Hydrogen Detection Considerations
by Karen Hall
Vice President, Technical Operations of the
National Hydrogen Association

On April 29, 2004, the NHA held a Hydrogen Safety, Codes and Standards Workshop in Hollywood, California. One topic discussed was public perception regarding hydrogen detection. In the natural gas community, odorants are used so that any gas escaping can be detected through smell. This is possible because mercaptan odorants, used in natural gas, track well with natural gas. In addition, natural gas is used in homes, where it is burned to provide heat. The addition of mercaptan odorants is not a reasonable solution for hydrogen that will be used in fuel cells. There are several reasons for this:

In fuel cells, hydrogen is not burned. It is reacted chemically in the fuel cell which contains sensitive membranes that can not tolerate high levels of impurities, such as mercaptans. It should be noted that some uses of hydrogen involve burning it in an internal combustion engine. This application would not be susceptible to poisoning. But does it make sense to have multiple forms of hydrogen, some with odorants and some without? Are odorants the best choice of hydrogen detection technologies available today for hydrogen use?

Many early uses of hydrogen fuel cells will not be in the home. They will be businesses and, of course, in vehicles. Therefore, if an odorant could be found that did not poison the fuel cell, would a nose be present to detect the escape of hydrogen in these applications? This concern is also true for vehicles using hydrogen with an internal combustion engine.

The workshop participants discussed the issues relating to odorants and more sensitive electronic detection methods, such as detectors and sensors. One concern was that the public may not accept a method of detection for hydrogen that is different than that used for natural gas. Yet the group also agreed that any odorant for hydrogen should have a unique smell, so that it was immediately recognizable as hydrogen. One participant even suggested the smell could be pleasant, and needn’t contain sulfur.

It was noted by one participant working with a utility that when a natural gas customer informs the utility that they are unable to smell the odorant in natural gas (this can be a result of damage to the sense of smell, which can happen for a number of reasons, and is also a natural part of aging), the utility will provide an electronic detector for the customer. The detector is a kind of electronic nose, and will indicate the presence of the natural gas.

It was also noted that the public is familiar with electronic detectors, as they are commonly used today to detect smoke and carbon monoxide.

So with the familiarity issue addressed, the group then addressed the potential to use a non-sulphur odorant in hydrogen for fuel cells. None of the participants were aware of any odorant being successfully used for hydrogen fueling a fuel cell. The group noted that in a fuel cell vehicle, the fuel cell does not consume the odorant. This results in the odorant collecting at the tailpipe. This could easily result in a false positive indication – smelling the odorant although there is no hydrogen escaping. In addition, as hydrogen molecules are so much lighter than air, an odorant that tracked with the hydrogen would need to be found.

Other concerns raised by the group with the possible application of odorants for hydrogen were the fact that this low-tech method of detection is not quantifiable; i.e., you may smell the odorant, but you do not know the severity of the leak. In addition, sleeping occupants in a home are unlikely to smell the odorant if the problem is occurring where early public hydrogen use is most likely, in the garage. Odorants could therefore give a false sense of security in hydrogen applications.
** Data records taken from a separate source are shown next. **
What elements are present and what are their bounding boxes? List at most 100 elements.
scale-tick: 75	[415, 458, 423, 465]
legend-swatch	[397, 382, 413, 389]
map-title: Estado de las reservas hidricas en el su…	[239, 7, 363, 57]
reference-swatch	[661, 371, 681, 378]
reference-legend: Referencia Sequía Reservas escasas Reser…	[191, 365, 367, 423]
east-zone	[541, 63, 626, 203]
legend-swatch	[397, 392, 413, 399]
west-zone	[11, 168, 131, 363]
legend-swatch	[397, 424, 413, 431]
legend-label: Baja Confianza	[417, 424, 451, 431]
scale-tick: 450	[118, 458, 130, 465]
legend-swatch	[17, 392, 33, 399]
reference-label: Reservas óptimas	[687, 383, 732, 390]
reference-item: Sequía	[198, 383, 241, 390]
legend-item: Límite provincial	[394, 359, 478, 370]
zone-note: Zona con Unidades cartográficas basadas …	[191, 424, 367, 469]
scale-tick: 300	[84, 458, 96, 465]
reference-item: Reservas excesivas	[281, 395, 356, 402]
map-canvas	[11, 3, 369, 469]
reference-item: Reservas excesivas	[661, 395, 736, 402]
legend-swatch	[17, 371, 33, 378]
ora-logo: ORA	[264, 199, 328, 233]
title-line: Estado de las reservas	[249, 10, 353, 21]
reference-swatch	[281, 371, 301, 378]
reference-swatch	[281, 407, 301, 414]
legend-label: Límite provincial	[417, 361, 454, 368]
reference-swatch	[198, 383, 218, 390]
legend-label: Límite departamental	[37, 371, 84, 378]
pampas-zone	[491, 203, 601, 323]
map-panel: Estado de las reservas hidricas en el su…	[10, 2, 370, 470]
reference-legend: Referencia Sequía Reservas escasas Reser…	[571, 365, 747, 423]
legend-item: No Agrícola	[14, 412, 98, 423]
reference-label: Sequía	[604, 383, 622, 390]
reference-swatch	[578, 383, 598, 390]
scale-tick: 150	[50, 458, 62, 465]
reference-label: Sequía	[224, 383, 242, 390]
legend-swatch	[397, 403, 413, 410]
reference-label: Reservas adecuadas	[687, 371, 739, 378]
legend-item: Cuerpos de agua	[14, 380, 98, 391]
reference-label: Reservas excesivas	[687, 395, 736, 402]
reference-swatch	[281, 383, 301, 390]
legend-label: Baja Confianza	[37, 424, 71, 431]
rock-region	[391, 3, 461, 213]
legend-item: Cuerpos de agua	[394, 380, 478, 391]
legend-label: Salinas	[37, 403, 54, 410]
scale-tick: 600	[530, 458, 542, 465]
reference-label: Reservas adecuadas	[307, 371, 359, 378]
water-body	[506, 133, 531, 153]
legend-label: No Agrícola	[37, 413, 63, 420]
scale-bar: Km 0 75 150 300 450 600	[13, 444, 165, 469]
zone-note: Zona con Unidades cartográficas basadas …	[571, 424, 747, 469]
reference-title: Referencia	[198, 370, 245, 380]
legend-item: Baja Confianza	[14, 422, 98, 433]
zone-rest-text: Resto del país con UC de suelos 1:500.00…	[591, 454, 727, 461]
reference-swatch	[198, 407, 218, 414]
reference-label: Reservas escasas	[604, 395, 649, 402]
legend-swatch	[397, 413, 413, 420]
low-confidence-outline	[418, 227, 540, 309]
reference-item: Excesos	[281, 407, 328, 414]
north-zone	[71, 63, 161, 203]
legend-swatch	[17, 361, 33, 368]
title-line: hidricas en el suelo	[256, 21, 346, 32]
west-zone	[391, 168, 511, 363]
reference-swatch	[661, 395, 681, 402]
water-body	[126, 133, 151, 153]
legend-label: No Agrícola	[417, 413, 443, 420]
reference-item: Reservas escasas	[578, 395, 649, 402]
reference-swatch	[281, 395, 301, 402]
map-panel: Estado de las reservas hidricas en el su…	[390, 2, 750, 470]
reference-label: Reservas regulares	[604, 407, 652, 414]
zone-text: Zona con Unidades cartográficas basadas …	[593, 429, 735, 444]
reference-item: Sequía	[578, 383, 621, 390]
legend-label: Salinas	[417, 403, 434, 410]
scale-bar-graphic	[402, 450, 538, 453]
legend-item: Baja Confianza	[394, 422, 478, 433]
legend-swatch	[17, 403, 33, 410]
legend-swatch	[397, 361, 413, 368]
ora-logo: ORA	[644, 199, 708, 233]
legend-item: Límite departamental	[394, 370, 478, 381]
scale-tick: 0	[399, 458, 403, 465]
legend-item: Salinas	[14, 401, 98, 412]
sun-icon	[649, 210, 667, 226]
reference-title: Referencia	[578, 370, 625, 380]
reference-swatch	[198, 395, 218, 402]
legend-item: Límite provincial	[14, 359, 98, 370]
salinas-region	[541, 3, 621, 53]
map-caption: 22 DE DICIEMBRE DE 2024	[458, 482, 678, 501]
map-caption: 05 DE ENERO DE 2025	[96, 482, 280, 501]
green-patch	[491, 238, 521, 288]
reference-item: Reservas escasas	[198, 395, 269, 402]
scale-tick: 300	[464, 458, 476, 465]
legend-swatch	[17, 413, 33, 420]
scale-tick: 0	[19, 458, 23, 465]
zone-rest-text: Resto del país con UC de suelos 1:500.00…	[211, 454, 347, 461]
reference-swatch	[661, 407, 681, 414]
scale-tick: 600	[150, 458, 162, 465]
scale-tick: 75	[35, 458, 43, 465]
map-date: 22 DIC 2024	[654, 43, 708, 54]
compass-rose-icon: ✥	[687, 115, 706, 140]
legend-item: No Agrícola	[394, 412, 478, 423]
In today’s world of high-tech then, why base hydrogen detection on the low-tech solution used successfully for decades by the natural gas industry? Odorants make sense in natural gas applications, but really do not meet the need for hydrogen fuel cells.

Detectors and sensors provide design options for the manufacturer. Placement of these items can be based on good engineering practices. In addition, these high-tech solutions provide more information. They can include monitoring systems and alarms. They can perform leak characterization. Besides, the discerning public likes high-tech.

There is currently a concern about the cost of hydrogen sensors and detectors. The U.S. Department of Energy recently issues a Request for Proposals for the development and demonstration of hydrogen sensors. This is the latest of a set of programs to develop low-cost hydrogen sensors for the developing hydrogen energy economy. The ongoing work is likely to result in cost-reductions. In addition, several workshop participants suggested that the total system cost must be considered. Use of more sensitive and reliable equipment may reduce costs elsewhere. For example, are sensors more expensive than equipment to remove the odorant for use in the fuel cell?

This summarizes the workshop discussion. The National Hydrogen Association would like to encourage the continued discussion of hydrogen detection methods. Anyone wishing to add anything to the discussion is asked to email me at khall@ttcorp.com. Are you aware of odorants that do not poison the fuel cell, have a distinct odor, track with hydrogen, and do not collect at the tailpipe of hydrogen fuel cell vehicle? Would you like to express an opinion on the public acceptability of electronic detection systems for hydrogen? Do you have any other questions or contributions to the discussion?

Thanks to all who participated in the workshop for addressing these important issues.